There is an inverse correlation between plasma Zn and age. It has been reported that decreases in serum Zn levels are associated with ageing and other disease states. Thus, Zn could play a key role as antioxidant in aging.13 With aging the water content of the lens decreases and more soluble protein becomes insoluble and the concentration of calcium increases, this causes opacity of the lenses.14 In our study it was observed that the senile cataract lenses had more pronounced changes as compared to the diabetics. In the studies done previously by Vrensen et al, three age related changes were observed. Ruptured membrane, water vacuoles and multilamellar bodies in the senile lenses.15 These findings are in accordance with our studies.
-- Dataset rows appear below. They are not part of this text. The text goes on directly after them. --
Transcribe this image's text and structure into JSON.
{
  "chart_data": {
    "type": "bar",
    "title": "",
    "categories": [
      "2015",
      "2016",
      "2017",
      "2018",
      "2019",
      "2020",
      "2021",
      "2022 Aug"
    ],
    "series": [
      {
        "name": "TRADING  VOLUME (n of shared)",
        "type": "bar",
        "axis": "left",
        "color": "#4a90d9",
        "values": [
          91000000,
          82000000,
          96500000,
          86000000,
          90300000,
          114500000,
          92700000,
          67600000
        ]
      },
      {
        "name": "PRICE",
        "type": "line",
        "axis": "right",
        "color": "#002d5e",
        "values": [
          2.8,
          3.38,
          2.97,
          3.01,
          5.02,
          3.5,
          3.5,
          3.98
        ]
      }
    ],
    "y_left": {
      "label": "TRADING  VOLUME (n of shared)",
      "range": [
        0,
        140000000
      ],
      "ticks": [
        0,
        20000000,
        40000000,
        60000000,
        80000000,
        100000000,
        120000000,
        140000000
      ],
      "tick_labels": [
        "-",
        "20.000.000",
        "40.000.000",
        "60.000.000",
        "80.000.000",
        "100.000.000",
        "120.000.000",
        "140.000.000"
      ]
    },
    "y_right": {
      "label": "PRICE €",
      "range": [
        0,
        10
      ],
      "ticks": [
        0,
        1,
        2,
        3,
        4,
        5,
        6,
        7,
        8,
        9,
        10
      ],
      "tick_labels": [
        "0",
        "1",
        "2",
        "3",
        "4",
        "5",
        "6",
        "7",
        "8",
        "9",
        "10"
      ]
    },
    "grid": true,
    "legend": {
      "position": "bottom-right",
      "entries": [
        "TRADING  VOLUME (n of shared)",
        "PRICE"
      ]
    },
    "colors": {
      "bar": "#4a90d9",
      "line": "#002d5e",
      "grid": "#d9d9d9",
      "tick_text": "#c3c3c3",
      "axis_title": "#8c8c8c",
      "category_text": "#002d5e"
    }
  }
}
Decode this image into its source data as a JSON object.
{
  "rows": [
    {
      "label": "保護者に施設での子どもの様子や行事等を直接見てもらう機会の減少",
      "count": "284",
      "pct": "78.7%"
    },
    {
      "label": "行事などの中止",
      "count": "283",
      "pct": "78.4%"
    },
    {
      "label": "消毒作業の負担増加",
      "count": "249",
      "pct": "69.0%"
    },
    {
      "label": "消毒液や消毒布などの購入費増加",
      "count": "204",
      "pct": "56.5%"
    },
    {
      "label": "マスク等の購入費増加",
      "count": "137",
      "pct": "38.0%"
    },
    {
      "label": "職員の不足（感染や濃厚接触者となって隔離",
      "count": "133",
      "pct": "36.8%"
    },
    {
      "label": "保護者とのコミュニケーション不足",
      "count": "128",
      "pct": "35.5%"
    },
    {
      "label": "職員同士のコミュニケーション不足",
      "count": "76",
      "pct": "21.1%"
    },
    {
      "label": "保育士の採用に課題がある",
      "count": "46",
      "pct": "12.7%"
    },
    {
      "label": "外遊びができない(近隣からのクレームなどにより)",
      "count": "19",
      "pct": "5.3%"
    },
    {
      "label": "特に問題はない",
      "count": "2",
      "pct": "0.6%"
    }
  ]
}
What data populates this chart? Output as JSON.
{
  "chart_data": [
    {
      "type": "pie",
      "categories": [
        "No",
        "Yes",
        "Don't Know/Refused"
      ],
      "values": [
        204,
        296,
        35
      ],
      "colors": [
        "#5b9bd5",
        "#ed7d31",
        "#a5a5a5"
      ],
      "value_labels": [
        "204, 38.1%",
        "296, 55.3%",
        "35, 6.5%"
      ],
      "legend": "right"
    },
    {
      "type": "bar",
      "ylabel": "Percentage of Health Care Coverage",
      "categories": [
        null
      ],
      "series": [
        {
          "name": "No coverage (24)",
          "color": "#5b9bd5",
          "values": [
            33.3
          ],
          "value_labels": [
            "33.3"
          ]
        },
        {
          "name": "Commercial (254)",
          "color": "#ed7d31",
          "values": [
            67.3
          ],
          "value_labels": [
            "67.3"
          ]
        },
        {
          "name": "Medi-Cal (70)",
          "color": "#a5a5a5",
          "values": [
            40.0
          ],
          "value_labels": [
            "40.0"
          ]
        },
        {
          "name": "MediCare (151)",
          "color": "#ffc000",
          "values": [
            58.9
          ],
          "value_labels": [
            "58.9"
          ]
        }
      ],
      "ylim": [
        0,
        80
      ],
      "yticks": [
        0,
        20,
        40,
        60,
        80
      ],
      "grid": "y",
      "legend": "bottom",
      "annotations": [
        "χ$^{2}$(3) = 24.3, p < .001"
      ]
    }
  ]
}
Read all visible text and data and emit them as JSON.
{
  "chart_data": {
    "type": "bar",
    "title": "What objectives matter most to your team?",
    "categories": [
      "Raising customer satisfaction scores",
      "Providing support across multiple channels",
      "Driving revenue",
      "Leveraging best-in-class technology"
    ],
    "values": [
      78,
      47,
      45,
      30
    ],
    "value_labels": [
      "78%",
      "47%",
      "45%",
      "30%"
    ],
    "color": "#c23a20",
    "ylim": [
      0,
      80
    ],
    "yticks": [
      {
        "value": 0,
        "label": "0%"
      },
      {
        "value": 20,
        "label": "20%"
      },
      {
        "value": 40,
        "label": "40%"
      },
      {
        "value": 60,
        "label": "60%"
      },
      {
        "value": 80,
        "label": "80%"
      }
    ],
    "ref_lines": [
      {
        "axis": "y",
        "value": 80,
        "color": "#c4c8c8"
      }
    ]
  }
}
In case of diabetics lenses in previous studies different lamellar bands in lenses have been attributed to raise blood glucose levels.16 This is also seen in our present study. Many biochemical mechanisms by which zinc influence cell metabolism need to be explored. However, some of these biochemical and physiological mechanisms can be explained on the basis of deficiency states and for this purpose further studies need to be done on the potential of zinc in the prevention of cataract occurrence.

Conclusion

The study findings show a significant decrease in the levels of zinc in the diabetic group as compared to senile group. Further electron microscopic studies and assessment of zinc levels in both types of lenses can confirm manifestations of zinc deficiency that leads to early histological changes in lenses.